Whether you plunged down a playground slide as a child or snuck a sip straight from the milk jug when no one was looking, you more than likely did so using low-density polyethylene thermoplastic. Commonly referred to as LDPE, this versatile material makes up one of the most widely used plastics in use today. But with so many polyethylene types crowding the market, it can be a challenge for someone outside of the plastics industry to gauge whether they’re actually using an LDPE product. While there are definitely overlapping characteristics of different polyethylene types, today we put LDPE beneath the magnifying glass to get a better idea of this incredible material.
A Brief History of LDPE
In 1933, Imperial Chemical Industries synthesized LDPE for the first time, marking this as the birth of polyethylene in general. In a case that’s rare for science, ICI has never been challenged to evolve the process of forging LDPE; a system that relies heavily on free radical polymerization. Over the years, LDPE dropped in popularity in the face of the much more versatile high density polyethylene (HDPE) but the polymer remains responsible for generating well over $30 billion annually.
Unique Structural Attributes
The structure of LDPE is unique in that, compared to other polyethylene polymers, it boasts the most molecular branching. Other polymers often adhere to a rather strict, perfectly straight chain of molecules while LDPE is prone to branching its chains in various directions. This structure strongly contributes to the attributes that make LDPE so unique; chiefly the polymer’s lower density, lending to its name.
Benefits of LDPE
Many polyethylene polymers serve as ideal blockades against alcohol and water vapor. LDPE ranks among those materials that put up a strong barrier to vapors, though the polymer has issues when it comes to blocking gases. This actually distinguishes it very little from the majority of closely related polyethylene materials, all noted for similar effectiveness.
A major benefit of LDPE, owing to its branching structure, is the polymer’s flexibility. This attribute has made it a go-to material for plastic packaging as the flexibility allows it to fit to a product’s form easily. However, LDPE would be a poor choice of packaging material for fragile items as this same flexibility does not offer much resistance to mechanical damage. But this doesn’t mean that LDPE itself offers poor impact resistance. On the contrary, the flexible polymer is noted for its strength in the face of impact. However, this simply indicates that the LDPE material itself withstands the impact while the fragile product within may not be so fortunate.

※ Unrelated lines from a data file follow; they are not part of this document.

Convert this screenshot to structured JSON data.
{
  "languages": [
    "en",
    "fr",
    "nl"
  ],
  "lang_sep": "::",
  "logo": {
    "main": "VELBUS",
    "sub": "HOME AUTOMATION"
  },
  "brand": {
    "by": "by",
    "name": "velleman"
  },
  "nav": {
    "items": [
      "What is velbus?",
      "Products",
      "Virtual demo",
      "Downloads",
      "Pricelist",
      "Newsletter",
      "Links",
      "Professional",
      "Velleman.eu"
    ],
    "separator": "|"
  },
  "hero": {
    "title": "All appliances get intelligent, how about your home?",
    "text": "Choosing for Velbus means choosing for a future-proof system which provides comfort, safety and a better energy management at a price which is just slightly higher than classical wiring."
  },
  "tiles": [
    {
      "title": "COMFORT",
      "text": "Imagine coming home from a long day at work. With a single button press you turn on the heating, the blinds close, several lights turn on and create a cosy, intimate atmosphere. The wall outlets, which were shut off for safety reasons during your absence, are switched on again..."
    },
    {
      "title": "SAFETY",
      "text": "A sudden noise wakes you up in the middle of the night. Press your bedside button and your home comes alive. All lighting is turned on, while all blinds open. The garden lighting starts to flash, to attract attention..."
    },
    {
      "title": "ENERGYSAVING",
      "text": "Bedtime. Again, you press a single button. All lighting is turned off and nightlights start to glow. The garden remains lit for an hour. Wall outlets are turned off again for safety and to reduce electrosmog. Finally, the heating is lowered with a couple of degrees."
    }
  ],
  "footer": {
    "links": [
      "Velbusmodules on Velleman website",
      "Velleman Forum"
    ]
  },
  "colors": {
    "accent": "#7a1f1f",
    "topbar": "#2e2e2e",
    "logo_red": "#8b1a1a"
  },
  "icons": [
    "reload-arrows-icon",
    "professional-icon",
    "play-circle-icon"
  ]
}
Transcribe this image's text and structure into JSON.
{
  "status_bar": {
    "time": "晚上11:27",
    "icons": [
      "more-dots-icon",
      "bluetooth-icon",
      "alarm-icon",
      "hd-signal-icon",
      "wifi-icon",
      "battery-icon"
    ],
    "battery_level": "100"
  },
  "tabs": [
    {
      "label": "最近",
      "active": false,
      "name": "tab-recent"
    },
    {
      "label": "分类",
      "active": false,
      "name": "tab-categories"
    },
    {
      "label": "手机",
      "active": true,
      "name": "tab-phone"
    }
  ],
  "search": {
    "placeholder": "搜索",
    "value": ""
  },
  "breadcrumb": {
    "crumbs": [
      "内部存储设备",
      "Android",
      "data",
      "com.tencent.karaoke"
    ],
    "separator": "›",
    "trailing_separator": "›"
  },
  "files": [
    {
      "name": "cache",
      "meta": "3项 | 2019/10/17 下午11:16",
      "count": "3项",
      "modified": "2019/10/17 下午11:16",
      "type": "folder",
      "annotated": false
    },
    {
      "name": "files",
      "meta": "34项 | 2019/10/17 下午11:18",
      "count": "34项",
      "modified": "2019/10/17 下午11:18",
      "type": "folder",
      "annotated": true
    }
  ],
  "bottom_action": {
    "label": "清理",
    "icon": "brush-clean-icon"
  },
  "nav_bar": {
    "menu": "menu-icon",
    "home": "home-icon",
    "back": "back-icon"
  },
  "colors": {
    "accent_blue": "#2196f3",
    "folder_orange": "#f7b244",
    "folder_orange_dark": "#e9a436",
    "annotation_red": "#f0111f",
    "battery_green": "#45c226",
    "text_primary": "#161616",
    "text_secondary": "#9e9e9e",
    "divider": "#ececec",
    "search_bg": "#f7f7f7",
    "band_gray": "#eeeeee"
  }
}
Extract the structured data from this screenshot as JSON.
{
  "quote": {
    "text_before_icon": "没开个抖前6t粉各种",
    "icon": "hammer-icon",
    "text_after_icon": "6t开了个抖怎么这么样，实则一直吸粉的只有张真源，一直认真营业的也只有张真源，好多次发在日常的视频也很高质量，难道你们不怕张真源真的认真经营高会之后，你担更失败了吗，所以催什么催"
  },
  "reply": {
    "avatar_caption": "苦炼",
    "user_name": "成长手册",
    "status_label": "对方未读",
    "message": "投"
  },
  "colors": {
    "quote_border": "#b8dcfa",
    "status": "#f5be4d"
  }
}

Another reason that demand remains high for LDPE is its ability to resist the corrosive effects of a multitude of agents ranging from acids and greases to basic moisture. If met by such normally corrosive substances, the polymer will maintain its strength instead of releasing potential carcinogens and harmful chemicals.
Negative Traits of LDPE
However, certain traits of LDPE prevent it from being used as an all-purpose plastic. Its structure is such that it can expand under the influence of heat which can render it susceptible to the elements. LDPE can crack under duress, leaving it heavily compromised by stress. In addition, it has more trouble bonding than other polyethylene polymers.
The low cost and structural benefits of LDPE continue to place it in your hands on a daily basis. It’s the preferred polymer for plastic shopping bags, wire insulation, and trash bags. Its resistance to grease, acids, and moisture makes it an ideal choice for food storage containers. Likewise, its flexibility and affordability makes it the perfect material for certain types of plastic packaging. Despite stiff competition from other polymers, LDPE still offers enough unique benefits to continue a strong bid for its lofty niche in the plastic industry.